Simplifying Algebraic Fractions: Solve 27x : (3y/2x) - (x² - 3y) + (3/x) : (4y/5)

To solve this problem, we'll perform these steps:

• Step 1: Simplify the division operations in the given expression.
• Step 2: Simplify and combine the resulting terms into a singular expression.
• Step 3: Compare the simplified expression to multiple-choice options and select the correct one.

Let's work through the steps:
Step 1: Simplify each division operation:
- The expression $27x:\frac{3y}{2x}$ becomes $27x \times \frac{2x}{3y} = \frac{54x^2}{3y} = \frac{18x^2}{y}$.
- The expression $\frac{3}{x}:\frac{4y}{5}$ becomes $\frac{3}{x} \times \frac{5}{4y} = \frac{15}{4xy}$.

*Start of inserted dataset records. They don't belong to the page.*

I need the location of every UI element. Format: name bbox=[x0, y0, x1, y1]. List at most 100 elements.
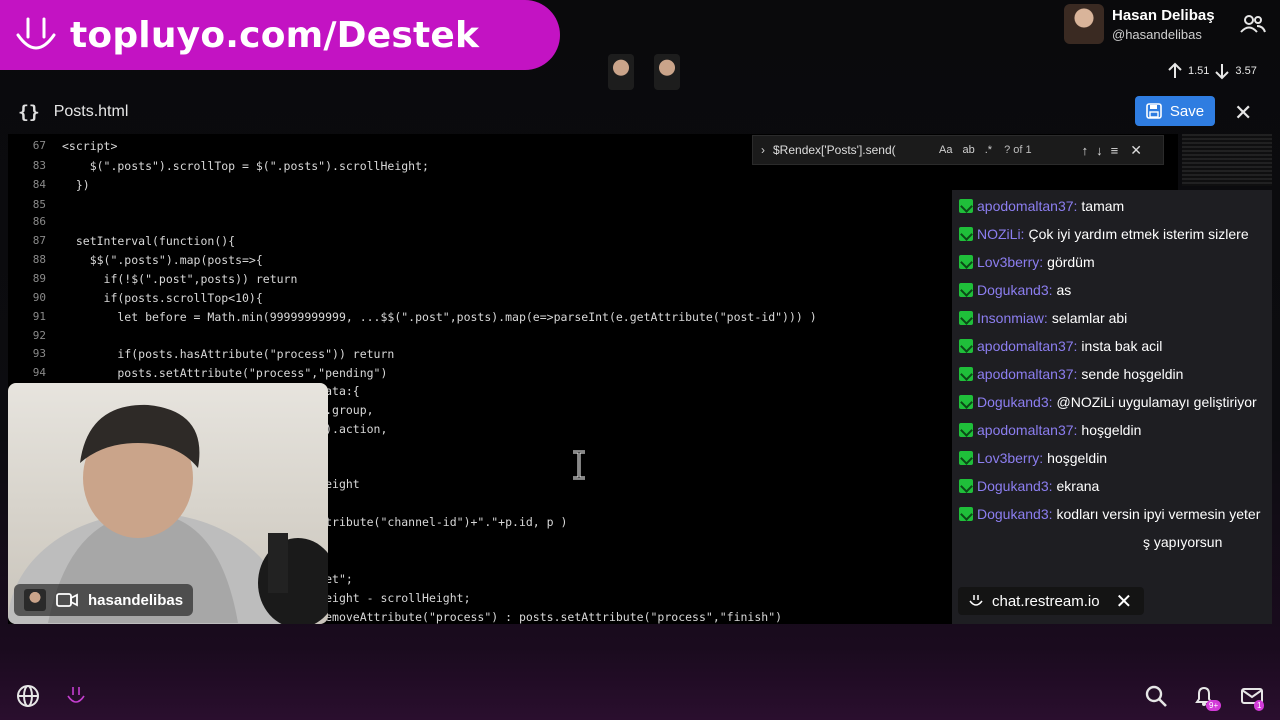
kick-badge-icon bbox=[959, 479, 973, 493]
kick-badge-icon bbox=[959, 367, 973, 381]
code-line[interactable]: 91 let before = Math.min(99999999999, ..… bbox=[8, 307, 817, 326]
chat-username[interactable]: apodomaltan37: bbox=[977, 198, 1077, 214]
webcam-username: hasandelibas bbox=[88, 591, 184, 609]
menu-icon[interactable]: ≡ bbox=[1111, 143, 1119, 158]
kick-badge-icon bbox=[959, 507, 973, 521]
restream-link[interactable]: chat.restream.io bbox=[992, 593, 1100, 610]
minimap[interactable] bbox=[1182, 134, 1272, 186]
viewer-faces bbox=[608, 54, 680, 90]
text-cursor-icon bbox=[573, 450, 585, 480]
code-line[interactable]: 83 $(".posts").scrollTop = $(".posts").s… bbox=[8, 156, 429, 175]
code-line[interactable]: 94 posts.setAttribute("process","pending… bbox=[8, 363, 388, 382]
code-text: if(posts.scrollTop<10){ bbox=[62, 290, 263, 305]
save-icon bbox=[1146, 103, 1162, 119]
line-number: 84 bbox=[32, 178, 46, 191]
code-text: }) bbox=[62, 177, 90, 192]
chat-message: Insonmiaw: selamlar abi bbox=[959, 308, 1264, 329]
smile-logo-icon bbox=[969, 595, 983, 606]
avatar[interactable] bbox=[1064, 4, 1104, 44]
chat-text: ekrana bbox=[1056, 478, 1100, 494]
globe-icon[interactable] bbox=[16, 684, 40, 708]
editor-title-bar: {} Posts.html Save ✕ bbox=[0, 94, 1272, 130]
match-case-toggle[interactable]: Aa bbox=[939, 144, 952, 156]
chat-username[interactable]: Dogukand3: bbox=[977, 506, 1053, 522]
smile-logo-icon bbox=[16, 17, 56, 50]
regex-toggle[interactable]: .* bbox=[985, 144, 992, 156]
chat-username[interactable]: Insonmiaw: bbox=[977, 310, 1048, 326]
code-line[interactable]: 90 if(posts.scrollTop<10){ bbox=[8, 288, 263, 307]
code-line[interactable]: 67 <script> bbox=[8, 136, 118, 155]
chat-text: hoşgeldin bbox=[1047, 450, 1108, 466]
save-button[interactable]: Save bbox=[1135, 96, 1215, 126]
line-number: 83 bbox=[32, 159, 46, 172]
mail-badge: 1 bbox=[1254, 700, 1265, 711]
find-count: ? of 1 bbox=[1004, 144, 1032, 156]
chat-username[interactable]: Dogukand3: bbox=[977, 478, 1053, 494]
close-icon[interactable]: ✕ bbox=[1130, 142, 1142, 159]
chat-text: tamam bbox=[1081, 198, 1125, 214]
code-line[interactable]: 92 bbox=[8, 326, 62, 345]
kick-badge-icon bbox=[959, 423, 973, 437]
chat-username[interactable]: apodomaltan37: bbox=[977, 366, 1077, 382]
chat-username[interactable]: apodomaltan37: bbox=[977, 338, 1077, 354]
chat-message: NOZiLi: Çok iyi yardım etmek isterim sizl… bbox=[959, 224, 1264, 245]
arrow-up-icon[interactable]: ↑ bbox=[1082, 143, 1089, 158]
code-text: if(posts.hasAttribute("process")) return bbox=[62, 346, 395, 361]
chat-message: apodomaltan37: sende hoşgeldin bbox=[959, 364, 1264, 385]
chat-message: ş yapıyorsun bbox=[1143, 534, 1223, 550]
chat-message: Dogukand3: ekrana bbox=[959, 476, 1264, 497]
chat-text: Çok iyi yardım etmek isterim sizlere bbox=[1028, 226, 1249, 242]
viewer-avatar bbox=[654, 54, 680, 90]
profile-handle: @hasandelibas bbox=[1112, 26, 1202, 42]
code-line[interactable]: 86 bbox=[8, 212, 62, 231]
code-line[interactable]: 93 if(posts.hasAttribute("process")) ret… bbox=[8, 344, 395, 363]
chat-message: apodomaltan37: hoşgeldin bbox=[959, 420, 1264, 441]
close-icon[interactable]: ✕ bbox=[1116, 589, 1133, 614]
code-line[interactable]: 89 if(!$(".post",posts)) return bbox=[8, 269, 298, 288]
arrow-down-icon[interactable] bbox=[1213, 62, 1231, 80]
arrow-up-icon[interactable] bbox=[1166, 62, 1184, 80]
arrow-down-icon[interactable]: ↓ bbox=[1096, 143, 1103, 158]
line-number: 94 bbox=[32, 366, 46, 379]
find-input[interactable]: $Rendex['Posts'].send( bbox=[773, 143, 933, 157]
smile-logo-icon[interactable] bbox=[64, 684, 88, 708]
kick-badge-icon bbox=[959, 227, 973, 241]
chat-username[interactable]: Dogukand3: bbox=[977, 282, 1053, 298]
chat-username[interactable]: NOZiLi: bbox=[977, 226, 1024, 242]
notification-badge: 9+ bbox=[1206, 700, 1222, 711]
save-label: Save bbox=[1169, 102, 1205, 120]
chat-username[interactable]: apodomaltan37: bbox=[977, 422, 1077, 438]
match-word-toggle[interactable]: ab bbox=[962, 144, 974, 156]
kick-badge-icon bbox=[959, 311, 973, 325]
vote-counter: 1.51 3.57 bbox=[1166, 62, 1257, 80]
chat-text: selamlar abi bbox=[1051, 310, 1128, 326]
chat-message: Lov3berry: gördüm bbox=[959, 252, 1264, 273]
chat-text: kodları versin ipyi vermesin yeter bbox=[1056, 506, 1261, 522]
profile-name: Hasan Delibaş bbox=[1112, 6, 1215, 24]
chat-message: apodomaltan37: insta bak acil bbox=[959, 336, 1264, 357]
chat-message: Dogukand3: kodları versin ipyi vermesin y… bbox=[959, 504, 1264, 525]
code-line[interactable]: 84 }) bbox=[8, 175, 90, 194]
code-line[interactable]: 87 setInterval(function(){ bbox=[8, 231, 235, 250]
chat-text: insta bak acil bbox=[1081, 338, 1163, 354]
profile-card[interactable]: Hasan Delibaş @hasandelibas bbox=[1064, 4, 1215, 44]
close-icon[interactable]: ✕ bbox=[1234, 100, 1252, 126]
viewer-avatar bbox=[608, 54, 634, 90]
line-number: 90 bbox=[32, 291, 46, 304]
chat-username[interactable]: Lov3berry: bbox=[977, 254, 1043, 270]
webcam-name-tag: hasandelibas bbox=[14, 584, 194, 616]
chevron-right-icon[interactable]: › bbox=[761, 143, 765, 157]
code-text: $$(".posts").map(posts=>{ bbox=[62, 252, 263, 267]
search-icon[interactable] bbox=[1144, 684, 1168, 708]
chat-text: hoşgeldin bbox=[1081, 422, 1142, 438]
downvote-count: 3.57 bbox=[1235, 65, 1257, 77]
code-line[interactable]: 88 $$(".posts").map(posts=>{ bbox=[8, 250, 263, 269]
video-camera-icon bbox=[56, 593, 78, 607]
line-number: 92 bbox=[32, 329, 46, 342]
chat-username[interactable]: Dogukand3: bbox=[977, 394, 1053, 410]
chat-panel[interactable]: apodomaltan37: tamam NOZiLi: Çok iyi yardım… bbox=[952, 190, 1272, 624]
kick-badge-icon bbox=[959, 339, 973, 353]
people-icon[interactable] bbox=[1240, 14, 1266, 34]
chat-username[interactable]: Lov3berry: bbox=[977, 450, 1043, 466]
code-text: <script> bbox=[62, 138, 118, 153]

Step 2: Perform the subtraction operation:
We have: $\frac{18x^2}{y} - (x^2 - 3y) + \frac{15}{4xy}$.
Simplifying the subtraction ($-(x^2 - 3y)$ becomes $-x^2 + 3y$), we have:
$= \frac{18x^2}{y} - x^2 + 3y + \frac{15}{4xy}$.

Step 3: Choose the correct multiple choice:
The simplified expression is $\frac{18x^2}{y} - x^2 + 3y + \frac{15}{4xy}$.
Comparing this expression to the provided options, the correct choice is:
Option 4: $\frac{18x^2}{y} - x^2 + 3y + \frac{15}{4xy}$.

Therefore, the solution to the problem is $\frac{18x^2}{y} - x^2 + 3y + \frac{15}{4xy}$.